Based on the goal of the project, it will initially seek to cover 79 agrarian reform communities, involving 3,950 agrarian reform beneficiaries who are tilling approximately 4,000 hectares of land in Luzon, Visayas and Mindanao.
And once government intervention is assured, farmers need not to be confronted with serious rice production problems as seedlings, fertilizers and pesticides will be supported by the national government.
Local farmer empowerment
Cruz said the program also aims to enhance food self-sufficiency, link up with institutional and commercial buyers of raw farm products and ease poverty in the countryside.
Cruz sees a bright future on the project especially that DAR has already stepped up the distribution of lands in the past six years.
Based on its data, DAR has distributed 168,238 hectares of farm land to agrarian reform beneficiaries from July 2016 until June 2020.
As of January, the agency still has a balance of some 523,092 hectares of land for acquisition and distribution.
Under the mega farm project, Cruz said it will be beneficial for individual farmers who now own land to enter into commercial and agri-venture arrangements so that they can enter into supply contracts.
The project, according to Cruz, would help local farmers shift away from subsistence farming – or merely planting and harvesting so they have something to eat – towards trade and product exports.
He added that mega farm will also spur the creation of job opportunities in the process.
“The establishment of mega farms complete with facilities and industries in the areas may pave the way for growth of new urban centers that would radiate to the rural areas,” said Cruz.
The Thailand Experience
In a report of the Bangkok Post in 2016, it cited successful implementation of mega farm projects using large parcels of land.
The project became successful, according to the report, as the production cost declined.
Thailand has one of the best experiences in rice farming due to implementation of innovations that are supported by the national government and other stakeholders.
In the implementation of a mega farm project for instance, it was reported that local farmers were consolidated and the government intervention came in the form of the deployment of modern equipment that includes harvesting machinery.
DAR is now pushing for the implementation of the “Programang Beinteng Bigas para sa Mamamayan” (PBBM) that would be anchored on the Mega Farm project.
According to studies made by DAR, a 150,000-hectare of land can produce an average of 142 cavans of rice per hectare per cropping season.
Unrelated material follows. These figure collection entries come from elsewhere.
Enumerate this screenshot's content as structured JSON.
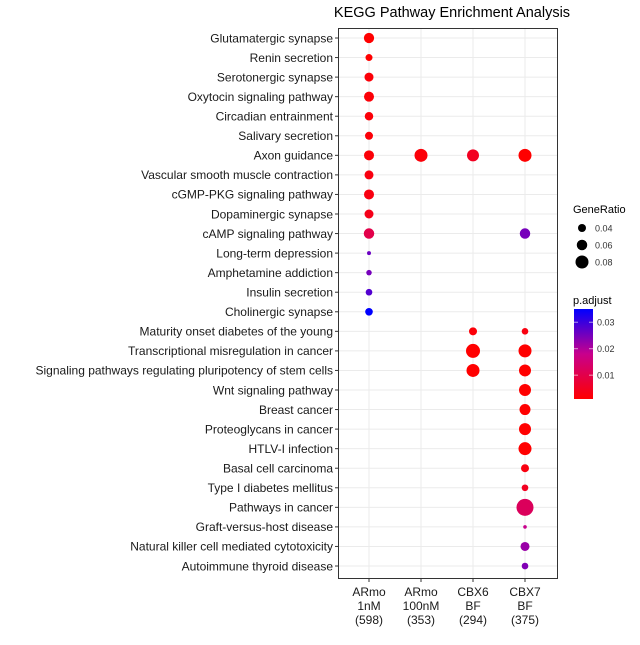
{
  "chart_data": {
    "type": "scatter",
    "title": "KEGG Pathway Enrichment Analysis",
    "xlabel": "",
    "ylabel": "",
    "grid": true,
    "columns": [
      [
        "ARmo",
        "1nM",
        "(598)"
      ],
      [
        "ARmo",
        "100nM",
        "(353)"
      ],
      [
        "CBX6",
        "BF",
        "(294)"
      ],
      [
        "CBX7",
        "BF",
        "(375)"
      ]
    ],
    "rows": [
      {
        "name": "Glutamatergic synapse",
        "points": [
          [
            0,
            0.058,
            0.001
          ]
        ]
      },
      {
        "name": "Renin secretion",
        "points": [
          [
            0,
            0.032,
            0.001
          ]
        ]
      },
      {
        "name": "Serotonergic synapse",
        "points": [
          [
            0,
            0.048,
            0.002
          ]
        ]
      },
      {
        "name": "Oxytocin signaling pathway",
        "points": [
          [
            0,
            0.056,
            0.002
          ]
        ]
      },
      {
        "name": "Circadian entrainment",
        "points": [
          [
            0,
            0.044,
            0.002
          ]
        ]
      },
      {
        "name": "Salivary secretion",
        "points": [
          [
            0,
            0.04,
            0.002
          ]
        ]
      },
      {
        "name": "Axon guidance",
        "points": [
          [
            0,
            0.056,
            0.002
          ],
          [
            1,
            0.08,
            0.002
          ],
          [
            2,
            0.072,
            0.005
          ],
          [
            3,
            0.08,
            0.001
          ]
        ]
      },
      {
        "name": "Vascular smooth muscle contraction",
        "points": [
          [
            0,
            0.048,
            0.003
          ]
        ]
      },
      {
        "name": "cGMP-PKG signaling pathway",
        "points": [
          [
            0,
            0.056,
            0.003
          ]
        ]
      },
      {
        "name": "Dopaminergic synapse",
        "points": [
          [
            0,
            0.048,
            0.004
          ]
        ]
      },
      {
        "name": "cAMP signaling pathway",
        "points": [
          [
            0,
            0.06,
            0.01
          ],
          [
            3,
            0.06,
            0.025
          ]
        ]
      },
      {
        "name": "Long-term depression",
        "points": [
          [
            0,
            0.008,
            0.026
          ]
        ]
      },
      {
        "name": "Amphetamine addiction",
        "points": [
          [
            0,
            0.02,
            0.025
          ]
        ]
      },
      {
        "name": "Insulin secretion",
        "points": [
          [
            0,
            0.029,
            0.028
          ]
        ]
      },
      {
        "name": "Cholinergic synapse",
        "points": [
          [
            0,
            0.037,
            0.035
          ]
        ]
      },
      {
        "name": "Maturity onset diabetes of the young",
        "points": [
          [
            2,
            0.04,
            0.002
          ],
          [
            3,
            0.029,
            0.003
          ]
        ]
      },
      {
        "name": "Transcriptional misregulation in cancer",
        "points": [
          [
            2,
            0.088,
            0.001
          ],
          [
            3,
            0.08,
            0.001
          ]
        ]
      },
      {
        "name": "Signaling pathways regulating pluripotency of stem cells",
        "points": [
          [
            2,
            0.08,
            0.001
          ],
          [
            3,
            0.072,
            0.001
          ]
        ]
      },
      {
        "name": "Wnt signaling pathway",
        "points": [
          [
            3,
            0.072,
            0.001
          ]
        ]
      },
      {
        "name": "Breast cancer",
        "points": [
          [
            3,
            0.064,
            0.001
          ]
        ]
      },
      {
        "name": "Proteoglycans in cancer",
        "points": [
          [
            3,
            0.072,
            0.001
          ]
        ]
      },
      {
        "name": "HTLV-I infection",
        "points": [
          [
            3,
            0.08,
            0.001
          ]
        ]
      },
      {
        "name": "Basal cell carcinoma",
        "points": [
          [
            3,
            0.04,
            0.003
          ]
        ]
      },
      {
        "name": "Type I diabetes mellitus",
        "points": [
          [
            3,
            0.029,
            0.005
          ]
        ]
      },
      {
        "name": "Pathways in cancer",
        "points": [
          [
            3,
            0.112,
            0.012
          ]
        ]
      },
      {
        "name": "Graft-versus-host disease",
        "points": [
          [
            3,
            0.005,
            0.018
          ]
        ]
      },
      {
        "name": "Natural killer cell mediated cytotoxicity",
        "points": [
          [
            3,
            0.048,
            0.022
          ]
        ]
      },
      {
        "name": "Autoimmune thyroid disease",
        "points": [
          [
            3,
            0.029,
            0.024
          ]
        ]
      }
    ],
    "size_legend": {
      "title": "GeneRatio",
      "values": [
        0.04,
        0.06,
        0.08
      ],
      "labels": [
        "0.04",
        "0.06",
        "0.08"
      ]
    },
    "color_legend": {
      "title": "p.adjust",
      "range": [
        0.001,
        0.035
      ],
      "ticks": [
        0.01,
        0.02,
        0.03
      ],
      "labels": [
        "0.01",
        "0.02",
        "0.03"
      ],
      "low_color": "#FF0000",
      "high_color": "#0000FF"
    },
    "legend_placement": "right"
  }
}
This translates to a gain of P76,501.00 annually for agrarian reform beneficiaries.
“We Filipinos have a daily average per capita consumption of rice at 301 grams or 109.9 kilograms per year. With that figure, this project can feed around 900,000 poor Filipinos in our country,” said Undersecretary David Erro.
“If our mega farms project pushes through, it will not only lower the price of rice to P20, but it will also liberate the farmer-beneficiaries of CARP from subsistence farming,” he added.
Cruz, for his part, said the Mega Farm is DAR’s strategic move to help the country recover from the adverse economic impacts brought by the Covid-19 pandemic and facilitate the revitalization of the agriculture sector to achieve food sufficiency and security.
“Moreover, the concept is in line with the thrust of president-elect Ferdinand ‘Bongbong’ Marcos in transforming agriculture into a more economically productive and resilient sector of the country,” said Cruz.